De Thierno Baye Diène correspondant de Teranganews à Matam
La capitale régionale de Matam dispose enfin de son marché de grand standing d’une valeur de plus de 500 millions FRANCS CFA. Ce marché d’une superficie de 2Ha, dont les travaux avaient démarré il y a plus de 5ans, va véritablement soulager les commerçants et parer aux récurrents cas d’incendies qui gangrènent le secteur informel.

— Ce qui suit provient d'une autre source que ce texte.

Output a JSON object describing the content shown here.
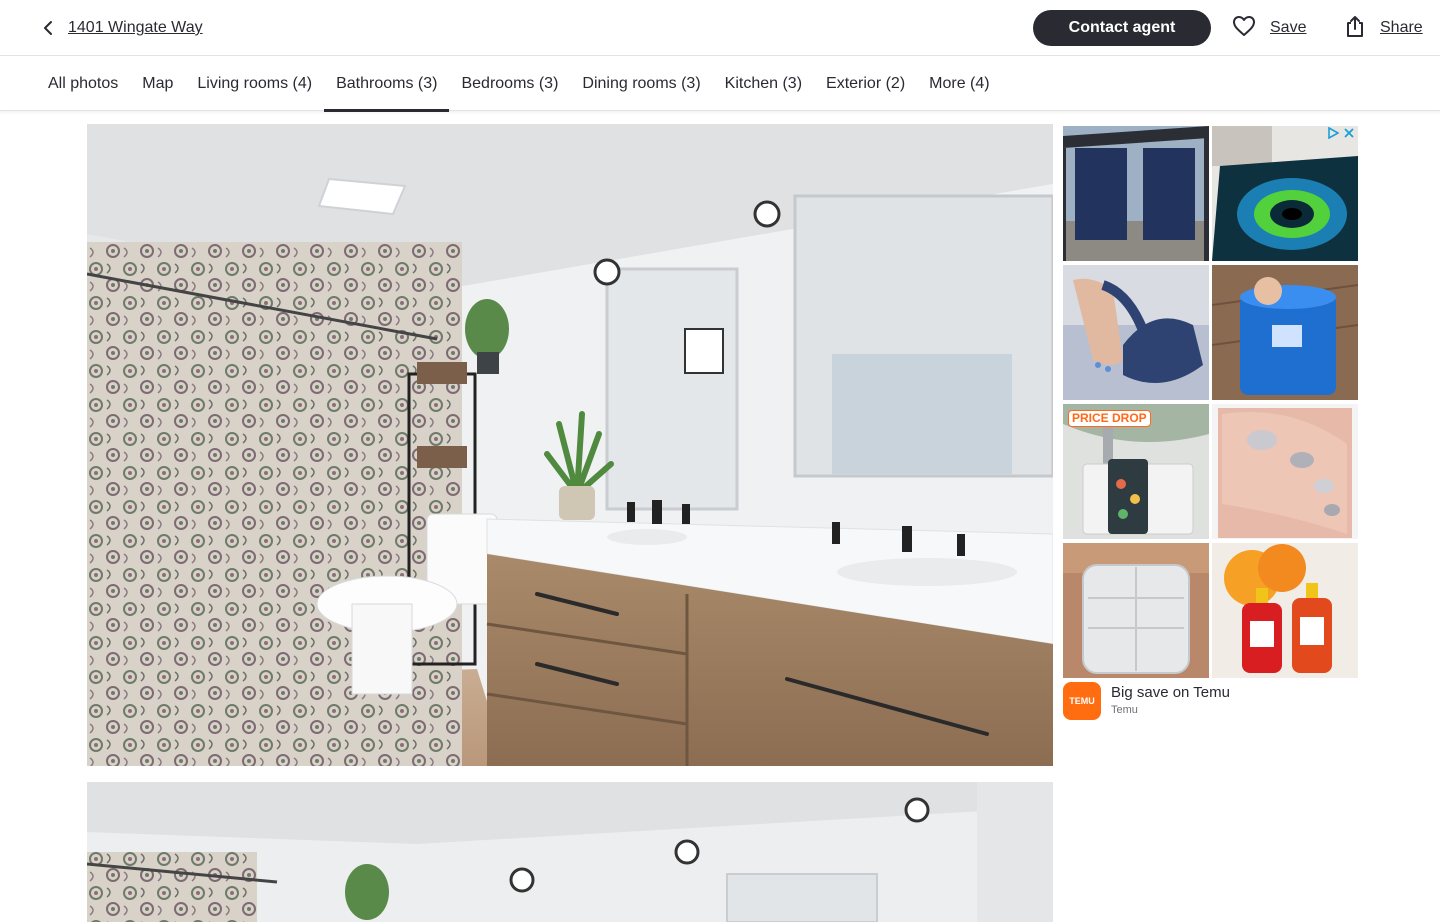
{
  "header": {
    "address": "1401 Wingate Way",
    "contact_label": "Contact agent",
    "save_label": "Save",
    "share_label": "Share"
  },
  "tabs": [
    {
      "label": "All photos"
    },
    {
      "label": "Map"
    },
    {
      "label": "Living rooms (4)"
    },
    {
      "label": "Bathrooms (3)",
      "active": true
    },
    {
      "label": "Bedrooms (3)"
    },
    {
      "label": "Dining rooms (3)"
    },
    {
      "label": "Kitchen (3)"
    },
    {
      "label": "Exterior (2)"
    },
    {
      "label": "More (4)"
    }
  ],
  "ad": {
    "badge": "PRICE DROP",
    "title": "Big save on Temu",
    "brand": "Temu",
    "logo_text": "TEMU",
    "accent": "#ff6d10"
  },
  "colors": {
    "text": "#2a2a33",
    "button_bg": "#2a2a33",
    "divider": "#e3e3e6"
  }
}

L’ancien marché de la commune de Matam était très exiguë en plus de se situer à moins de 100m du fleuve qui sépare le Sénégal de la Mauritanie. Sa reconstruction était alors devenue une persistante demande sociale. Lors de son inauguration, c’est le très vénéré marabout Thierno Mouhamadou Samassa qui a fait le déplacement pour y assister aux côtés des populations.
Le préfet du département de Matam, Souleymane Ndiaye venu présider la cérémonie a exhorté les commerçants à faire preuve de civisme pour éviter une occupation anarchique du marché cause des incendies.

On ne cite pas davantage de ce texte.